A proposed robotic lab would carry instruments for identifying and measuring the chemical building blocks for life (as we know it), including thousands of carbon-carrying compounds, elements such as sulfur and nitrogen, and oxidation states of trace metals associated with life.
They still haven't found any Martian microbes, or telltale signs of alien biospheres orbiting distant stars. But scientists looking for signs of life in our solar system and the universe beyond are not discouraged.
Researchers at the biennial Astrobiology Science Conference near Houston, Texas, described a series of ambitious new projects they say will continue the search for extraterrestrial life.
Search for Extraterrestrial Life
Among them was Cornell University researcher Steve Squires, chief scientist on the Mars Rover Mission for the U.S space agency, NASA.
In a news briefing he told reporters that astrobiology will be central to future space exploration. "NASA is currently considering 28 different missions. They are sort of breathtaking in their sweep. They cover everything from Mercury landers to fly-bys of objects in the deep outer solar system."

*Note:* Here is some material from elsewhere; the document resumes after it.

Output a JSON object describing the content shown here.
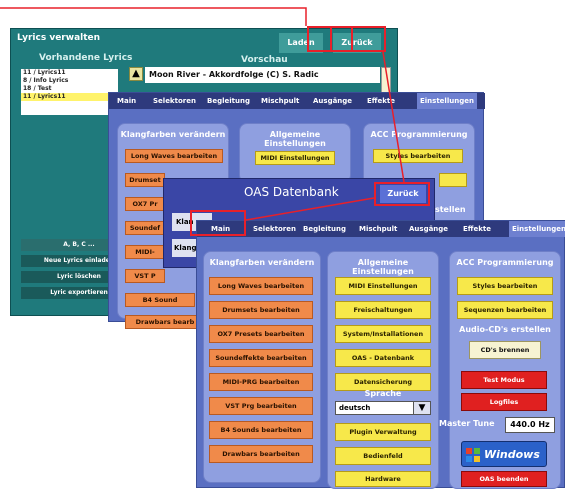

Squires says one of the most ambitious endeavors is a Mars Sample Return Mission, which would retrieve rocks and soil from the Martian surface in three stages.
A robotic ranger would collect samples. A lander would pick them up and then rendezvous with an orbiter to bring them back to Earth. The project has been on the drawing boards for 20 years, but never acted on.
But the search for life, Squires suggests, is a long-term effort. "What we're saying is that it is possible to string those out in time, with gaps of potentially years. And what that does is that it makes the overall program more affordable because it spreads the cost out over time."